Bu sırada Abdullah Gül, 11. cumhurbaşkanı seçilmişti. Haliyle, Gül için soru, 5 yıl mı 7 yıl mı, 1 kez mi 2 kez mi şeklindeydi. İşin ilginci, yanıtını Gül bile bilmiyordu.

Açık kapı bırakmamak için Erdoğan, 19 Ocak 2012’de yasaya bir madde ekletti. Gül’ün görev süresinin 7 yıl olduğunu ifade ettikten sonra özetle şunu söylüyordu: ‘Değişikliğin yürürlüğe girmesinden önce seçilmiş olan cumhurbaşkanları ikinci defa seçilemez.’

Kişiye özel bir kanundu. Açıkça ‘Abdullah Gül yeniden aday olamaz’ maddesiydi. Bu kanunu da bir zamanlar AKP’nin başında olan Gül’ün arkadaşları hazırlamıştı.”

Seçimlere beş aydan az bir sürenin kaldığı Türkiye’de siyasetin başlıca gündem maddesi, Cumhurbaşkanı Recep Tayyip Erdoğan’ın üçüncü kez aday olup olamayacağı. Yasalar açık bir şekilde cumhurbaşkanının iki kez seçilebileceğini söylüyor; ancak muhalefet liderleri, konuyu hukukçuların uyarısına rağmen “Yirmi yıllık iktidar ardından yine mağduru oynamaya kalkmasın” diye özetlenebilecek bir tavırla açmak dahi istemiyor. İktidara yakın çevreler ise Erdoğan’ın bir kez daha aday olabilmesinin önünde hiçbir engelin olmadığını iddia ediyor.

Cumhuriyet yazarı Barış Terkoğlu, bu tartışmaları ‘Cumhurbaşkanı aday olamaz’ diyen AKP’liler’ başlıklı yazısıyla köşesine taşıdı. Önceki Cumhurbaşkanı Abdullah Gül’ün kanunlar tarihine geçecek şekilde “Bir daha aday olamaz” maddesiyle sınandığını öne süren Terkoğlu, Ahmet Sever’den alıntılar yaparak perde arkasında yaşananları şöyle paylaştı:

“AKP’nin getirdiği, 31 Mayıs 2007 tarihli kanun Cumhurbaşkanlığı’nın kurallarını belirliyordu.
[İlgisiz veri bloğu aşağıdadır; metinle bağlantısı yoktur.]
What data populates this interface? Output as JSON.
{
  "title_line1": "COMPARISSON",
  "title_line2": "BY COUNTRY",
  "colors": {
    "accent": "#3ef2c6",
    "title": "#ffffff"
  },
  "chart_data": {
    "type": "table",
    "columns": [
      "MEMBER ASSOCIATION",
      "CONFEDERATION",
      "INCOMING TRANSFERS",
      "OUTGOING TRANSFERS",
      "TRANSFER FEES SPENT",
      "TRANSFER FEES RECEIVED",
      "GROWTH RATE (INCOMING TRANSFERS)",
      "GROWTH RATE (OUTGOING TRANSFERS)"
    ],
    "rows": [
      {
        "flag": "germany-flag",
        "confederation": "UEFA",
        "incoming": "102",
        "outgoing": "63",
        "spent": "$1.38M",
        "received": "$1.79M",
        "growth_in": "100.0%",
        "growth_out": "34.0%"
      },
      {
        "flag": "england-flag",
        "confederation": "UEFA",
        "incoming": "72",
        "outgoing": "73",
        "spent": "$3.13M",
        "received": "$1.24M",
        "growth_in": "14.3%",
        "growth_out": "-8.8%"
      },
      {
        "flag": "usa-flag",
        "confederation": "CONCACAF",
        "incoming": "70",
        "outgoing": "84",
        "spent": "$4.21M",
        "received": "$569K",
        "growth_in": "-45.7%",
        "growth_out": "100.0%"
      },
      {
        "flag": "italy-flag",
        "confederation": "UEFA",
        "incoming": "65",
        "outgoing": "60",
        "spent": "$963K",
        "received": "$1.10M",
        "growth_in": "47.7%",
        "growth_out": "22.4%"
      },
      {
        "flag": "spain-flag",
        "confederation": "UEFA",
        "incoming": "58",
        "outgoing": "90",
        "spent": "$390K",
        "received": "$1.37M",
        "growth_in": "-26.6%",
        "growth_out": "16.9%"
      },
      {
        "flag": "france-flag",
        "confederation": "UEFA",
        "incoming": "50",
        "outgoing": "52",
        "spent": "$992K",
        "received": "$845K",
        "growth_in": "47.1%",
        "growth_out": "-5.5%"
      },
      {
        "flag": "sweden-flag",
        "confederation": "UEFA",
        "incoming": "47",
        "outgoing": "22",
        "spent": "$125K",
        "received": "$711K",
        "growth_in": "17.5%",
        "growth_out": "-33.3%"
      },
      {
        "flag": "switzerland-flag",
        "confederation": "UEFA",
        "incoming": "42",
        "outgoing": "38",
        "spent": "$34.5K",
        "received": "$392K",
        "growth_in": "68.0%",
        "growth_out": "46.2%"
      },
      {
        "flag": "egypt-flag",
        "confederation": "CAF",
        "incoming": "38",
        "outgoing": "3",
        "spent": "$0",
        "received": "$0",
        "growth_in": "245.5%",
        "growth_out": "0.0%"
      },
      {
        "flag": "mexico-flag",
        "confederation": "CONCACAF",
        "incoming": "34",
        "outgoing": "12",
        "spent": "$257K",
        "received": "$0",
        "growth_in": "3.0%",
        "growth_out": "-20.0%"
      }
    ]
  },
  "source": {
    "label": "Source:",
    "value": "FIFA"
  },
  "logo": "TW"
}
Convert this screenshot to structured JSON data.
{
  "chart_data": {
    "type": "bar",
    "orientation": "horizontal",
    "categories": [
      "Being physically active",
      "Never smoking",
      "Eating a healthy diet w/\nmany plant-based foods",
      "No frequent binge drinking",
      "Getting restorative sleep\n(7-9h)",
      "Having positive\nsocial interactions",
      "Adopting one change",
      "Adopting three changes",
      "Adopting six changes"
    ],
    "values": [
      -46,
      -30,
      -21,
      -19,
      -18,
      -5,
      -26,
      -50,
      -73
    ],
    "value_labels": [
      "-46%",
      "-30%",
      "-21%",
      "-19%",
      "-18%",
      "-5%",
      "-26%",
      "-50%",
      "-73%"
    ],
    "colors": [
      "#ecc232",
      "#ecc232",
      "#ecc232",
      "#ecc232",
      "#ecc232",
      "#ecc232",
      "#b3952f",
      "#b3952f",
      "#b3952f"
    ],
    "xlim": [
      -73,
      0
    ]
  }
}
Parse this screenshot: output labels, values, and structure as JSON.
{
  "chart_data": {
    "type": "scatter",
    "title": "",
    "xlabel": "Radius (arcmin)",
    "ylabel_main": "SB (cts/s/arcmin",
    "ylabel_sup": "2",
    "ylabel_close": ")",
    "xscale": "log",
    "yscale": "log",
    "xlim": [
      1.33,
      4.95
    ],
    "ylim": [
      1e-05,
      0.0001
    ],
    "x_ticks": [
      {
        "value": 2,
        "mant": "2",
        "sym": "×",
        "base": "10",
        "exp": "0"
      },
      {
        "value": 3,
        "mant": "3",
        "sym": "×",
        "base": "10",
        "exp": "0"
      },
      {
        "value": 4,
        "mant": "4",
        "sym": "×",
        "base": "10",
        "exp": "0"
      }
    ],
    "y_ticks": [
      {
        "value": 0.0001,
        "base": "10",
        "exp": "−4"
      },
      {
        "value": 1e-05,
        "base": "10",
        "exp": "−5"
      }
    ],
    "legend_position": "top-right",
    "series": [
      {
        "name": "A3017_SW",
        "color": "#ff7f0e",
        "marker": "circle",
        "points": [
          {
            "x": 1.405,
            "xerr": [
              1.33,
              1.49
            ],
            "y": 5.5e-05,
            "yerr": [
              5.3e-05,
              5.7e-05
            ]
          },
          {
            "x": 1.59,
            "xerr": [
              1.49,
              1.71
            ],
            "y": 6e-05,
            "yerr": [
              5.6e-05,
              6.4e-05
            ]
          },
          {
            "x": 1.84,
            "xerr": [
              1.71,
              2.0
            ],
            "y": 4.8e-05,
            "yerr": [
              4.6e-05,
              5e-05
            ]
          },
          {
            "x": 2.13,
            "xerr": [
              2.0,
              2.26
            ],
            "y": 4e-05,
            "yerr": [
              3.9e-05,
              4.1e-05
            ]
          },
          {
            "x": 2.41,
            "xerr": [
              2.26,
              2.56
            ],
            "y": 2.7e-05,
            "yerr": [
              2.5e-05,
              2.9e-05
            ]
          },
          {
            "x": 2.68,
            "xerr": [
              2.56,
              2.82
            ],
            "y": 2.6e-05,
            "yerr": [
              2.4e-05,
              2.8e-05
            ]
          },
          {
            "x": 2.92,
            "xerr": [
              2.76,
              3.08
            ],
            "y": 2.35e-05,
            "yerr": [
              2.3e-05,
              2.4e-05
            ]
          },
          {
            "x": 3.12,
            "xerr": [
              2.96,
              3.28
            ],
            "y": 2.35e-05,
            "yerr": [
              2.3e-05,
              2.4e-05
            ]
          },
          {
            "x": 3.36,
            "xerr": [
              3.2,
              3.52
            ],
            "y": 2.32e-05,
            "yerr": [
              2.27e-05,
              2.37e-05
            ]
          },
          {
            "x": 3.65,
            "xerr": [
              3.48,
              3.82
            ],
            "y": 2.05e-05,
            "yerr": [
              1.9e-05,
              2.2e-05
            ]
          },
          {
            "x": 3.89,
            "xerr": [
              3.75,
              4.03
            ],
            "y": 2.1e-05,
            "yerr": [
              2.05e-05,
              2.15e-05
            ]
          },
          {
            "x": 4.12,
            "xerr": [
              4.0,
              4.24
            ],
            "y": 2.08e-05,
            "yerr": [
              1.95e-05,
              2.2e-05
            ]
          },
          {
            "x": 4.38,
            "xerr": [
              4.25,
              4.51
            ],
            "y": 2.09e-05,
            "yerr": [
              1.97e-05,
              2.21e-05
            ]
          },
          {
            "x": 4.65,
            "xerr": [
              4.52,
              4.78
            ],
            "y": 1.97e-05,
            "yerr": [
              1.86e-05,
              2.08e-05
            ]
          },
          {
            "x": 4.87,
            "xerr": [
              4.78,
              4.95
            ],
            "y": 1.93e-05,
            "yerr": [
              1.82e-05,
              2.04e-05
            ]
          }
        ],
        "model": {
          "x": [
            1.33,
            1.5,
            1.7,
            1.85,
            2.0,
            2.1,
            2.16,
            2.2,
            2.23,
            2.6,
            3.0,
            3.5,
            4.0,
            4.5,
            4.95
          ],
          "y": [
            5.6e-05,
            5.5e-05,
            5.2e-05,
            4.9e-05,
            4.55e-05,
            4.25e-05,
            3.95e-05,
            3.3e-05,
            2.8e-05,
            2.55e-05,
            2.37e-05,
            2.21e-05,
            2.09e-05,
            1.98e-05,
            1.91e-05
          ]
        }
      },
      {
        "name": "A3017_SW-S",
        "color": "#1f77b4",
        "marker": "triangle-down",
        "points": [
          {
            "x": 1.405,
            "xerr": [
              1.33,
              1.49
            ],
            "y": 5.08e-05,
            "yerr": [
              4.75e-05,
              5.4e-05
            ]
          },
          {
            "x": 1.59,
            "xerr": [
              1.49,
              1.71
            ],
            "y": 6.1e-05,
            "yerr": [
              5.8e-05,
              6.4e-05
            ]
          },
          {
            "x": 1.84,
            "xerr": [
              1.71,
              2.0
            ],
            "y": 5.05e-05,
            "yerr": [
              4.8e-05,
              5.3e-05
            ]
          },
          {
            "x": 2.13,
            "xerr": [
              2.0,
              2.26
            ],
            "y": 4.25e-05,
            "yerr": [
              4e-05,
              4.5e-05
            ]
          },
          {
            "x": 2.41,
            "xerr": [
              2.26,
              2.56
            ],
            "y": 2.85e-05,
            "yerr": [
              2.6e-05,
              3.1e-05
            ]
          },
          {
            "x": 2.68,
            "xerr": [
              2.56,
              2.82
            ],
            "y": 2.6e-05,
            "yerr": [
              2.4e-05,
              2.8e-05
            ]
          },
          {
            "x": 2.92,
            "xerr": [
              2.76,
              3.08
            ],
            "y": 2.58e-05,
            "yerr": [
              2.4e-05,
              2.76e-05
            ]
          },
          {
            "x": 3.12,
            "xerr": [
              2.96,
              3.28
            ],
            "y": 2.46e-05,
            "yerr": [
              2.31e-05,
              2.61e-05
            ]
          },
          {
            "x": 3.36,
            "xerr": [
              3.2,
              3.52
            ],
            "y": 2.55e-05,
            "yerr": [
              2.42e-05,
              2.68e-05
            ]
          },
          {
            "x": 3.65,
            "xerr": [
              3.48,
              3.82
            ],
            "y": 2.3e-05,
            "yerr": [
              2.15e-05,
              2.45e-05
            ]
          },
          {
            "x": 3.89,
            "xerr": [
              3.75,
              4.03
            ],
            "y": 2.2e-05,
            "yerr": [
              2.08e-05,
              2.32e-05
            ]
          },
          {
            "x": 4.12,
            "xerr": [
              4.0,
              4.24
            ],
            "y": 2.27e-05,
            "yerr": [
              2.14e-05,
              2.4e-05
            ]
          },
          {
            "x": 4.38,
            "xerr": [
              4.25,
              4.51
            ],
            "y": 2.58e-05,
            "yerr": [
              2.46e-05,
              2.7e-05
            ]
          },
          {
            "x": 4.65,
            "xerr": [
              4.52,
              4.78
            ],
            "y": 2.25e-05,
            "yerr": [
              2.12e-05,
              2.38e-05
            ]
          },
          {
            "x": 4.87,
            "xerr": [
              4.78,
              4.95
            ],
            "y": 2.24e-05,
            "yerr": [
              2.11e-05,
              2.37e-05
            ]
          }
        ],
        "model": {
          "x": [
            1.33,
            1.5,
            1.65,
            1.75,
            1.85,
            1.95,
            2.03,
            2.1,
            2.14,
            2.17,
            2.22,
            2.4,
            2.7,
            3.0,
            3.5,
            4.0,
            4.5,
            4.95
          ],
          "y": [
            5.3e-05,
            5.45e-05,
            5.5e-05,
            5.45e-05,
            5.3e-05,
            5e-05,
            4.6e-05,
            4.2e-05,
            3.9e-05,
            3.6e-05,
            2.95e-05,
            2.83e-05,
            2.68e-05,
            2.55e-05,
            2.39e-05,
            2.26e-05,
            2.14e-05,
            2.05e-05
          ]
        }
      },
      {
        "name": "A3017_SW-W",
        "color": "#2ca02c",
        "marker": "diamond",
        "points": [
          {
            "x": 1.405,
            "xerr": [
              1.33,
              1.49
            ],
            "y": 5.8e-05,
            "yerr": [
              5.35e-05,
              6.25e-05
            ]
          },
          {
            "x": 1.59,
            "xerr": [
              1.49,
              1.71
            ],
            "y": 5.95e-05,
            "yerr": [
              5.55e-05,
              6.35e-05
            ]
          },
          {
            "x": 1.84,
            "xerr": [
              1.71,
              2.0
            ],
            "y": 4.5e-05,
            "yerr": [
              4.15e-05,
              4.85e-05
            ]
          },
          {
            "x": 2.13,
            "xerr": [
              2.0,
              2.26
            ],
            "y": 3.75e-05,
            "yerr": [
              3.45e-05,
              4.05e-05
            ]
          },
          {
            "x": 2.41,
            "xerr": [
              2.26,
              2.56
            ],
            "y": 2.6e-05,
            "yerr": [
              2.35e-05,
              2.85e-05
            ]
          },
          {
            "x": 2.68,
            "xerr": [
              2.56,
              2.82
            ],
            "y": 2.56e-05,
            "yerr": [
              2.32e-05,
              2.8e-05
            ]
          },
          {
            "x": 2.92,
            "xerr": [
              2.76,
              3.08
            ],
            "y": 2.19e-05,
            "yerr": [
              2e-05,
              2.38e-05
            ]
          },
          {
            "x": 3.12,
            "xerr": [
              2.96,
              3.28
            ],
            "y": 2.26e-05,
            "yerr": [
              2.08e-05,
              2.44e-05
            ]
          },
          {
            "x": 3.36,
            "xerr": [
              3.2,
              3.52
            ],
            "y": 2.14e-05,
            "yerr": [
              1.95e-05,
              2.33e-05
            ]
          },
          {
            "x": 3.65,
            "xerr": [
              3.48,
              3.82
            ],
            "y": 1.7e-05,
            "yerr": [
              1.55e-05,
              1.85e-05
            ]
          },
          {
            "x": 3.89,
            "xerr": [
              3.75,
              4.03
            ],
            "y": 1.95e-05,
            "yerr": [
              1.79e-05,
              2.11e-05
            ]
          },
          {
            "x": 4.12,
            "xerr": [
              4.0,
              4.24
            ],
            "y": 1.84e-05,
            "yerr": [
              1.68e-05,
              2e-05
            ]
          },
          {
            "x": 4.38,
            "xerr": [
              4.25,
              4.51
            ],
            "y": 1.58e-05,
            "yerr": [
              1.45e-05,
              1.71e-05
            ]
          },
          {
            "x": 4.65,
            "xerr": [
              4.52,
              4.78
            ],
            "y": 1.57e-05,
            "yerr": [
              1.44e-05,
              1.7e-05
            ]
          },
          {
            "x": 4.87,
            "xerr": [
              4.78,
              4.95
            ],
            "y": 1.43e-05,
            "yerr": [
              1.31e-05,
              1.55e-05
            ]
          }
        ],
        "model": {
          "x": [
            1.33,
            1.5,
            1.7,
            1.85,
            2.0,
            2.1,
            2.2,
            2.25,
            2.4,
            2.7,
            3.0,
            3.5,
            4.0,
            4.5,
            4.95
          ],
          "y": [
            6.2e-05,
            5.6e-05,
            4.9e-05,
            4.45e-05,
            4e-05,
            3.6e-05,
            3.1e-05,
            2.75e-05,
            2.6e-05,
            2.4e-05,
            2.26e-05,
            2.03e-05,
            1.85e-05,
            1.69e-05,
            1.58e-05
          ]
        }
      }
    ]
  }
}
Buna göre Cumhurbaşkanlığı süresi 7 yıldan 5 yıla düşmüş, Cumhurbaşkanı 2 kez seçilebilir hale gelmişti. 31 Ekim 2007’de resmen yürürlüğe girdi. Bu sırada Abdullah Gül, 11. cumhurbaşkanı seçilmişti. Haliyle, Gül için soru, 5 yıl mı 7 yıl mı, 1 kez mi 2 kez mi şeklindeydi. İşin ilginci, yanıtını Gül bile bilmiyordu.

Açık kapı bırakmamak için Erdoğan, 19 Ocak 2012’de yasaya bir madde ekletti. Gül’ün görev süresinin 7 yıl olduğunu ifade ettikten sonra özetle şunu söylüyordu: ‘Değişikliğin yürürlüğe girmesinden önce seçilmiş olan cumhurbaşkanları ikinci defa seçilemez.’

Kişiye özel bir kanundu. Açıkça ‘Abdullah Gül yeniden aday olamaz’ maddesiydi. Bu kanunu da bir zamanlar AKP’nin başında olan Gül’ün arkadaşları hazırlamıştı.

Gül’ün basın müşavirliğini yapan Ahmet Sever, söz konusu yasanın içerdeki yansımasını, ‘Abdullah Gül ile 12 yıl’ kitabında şöyle anlattı:

‘Bana, Cumhurbaşkanı Gül’ü 7 yıl boyunca en fazla nelerin üzdüğü ve kırdığı sorulsa, görev süresinin neredeyse 5 yıl boyunca belirsiz bırakılmasını ve arkasından da bir daha aday olamayacağına dair yasak konulmasını bunların başında sayabilirim. (…) Kendi partisinden ve arkadaşlarından gelen bu tavır, cumhurbaşkanının çok ağırına gitti. Ne olmuştu da kendisine böyle bir yasak reva görülmüştü? Buna bir anlam veremiyordu. Çok kırılmış ve incinmişti.’

Talimatı Erdoğan vermiş

Düğümü CHP çözdü. 22 Mart 2012’de kişiye özel kanunun iptali için AYM’ye gitti. AYM, 16 Haziran 2012’de ‘Gül tekrar aday olamaz’ maddesini iptal etti.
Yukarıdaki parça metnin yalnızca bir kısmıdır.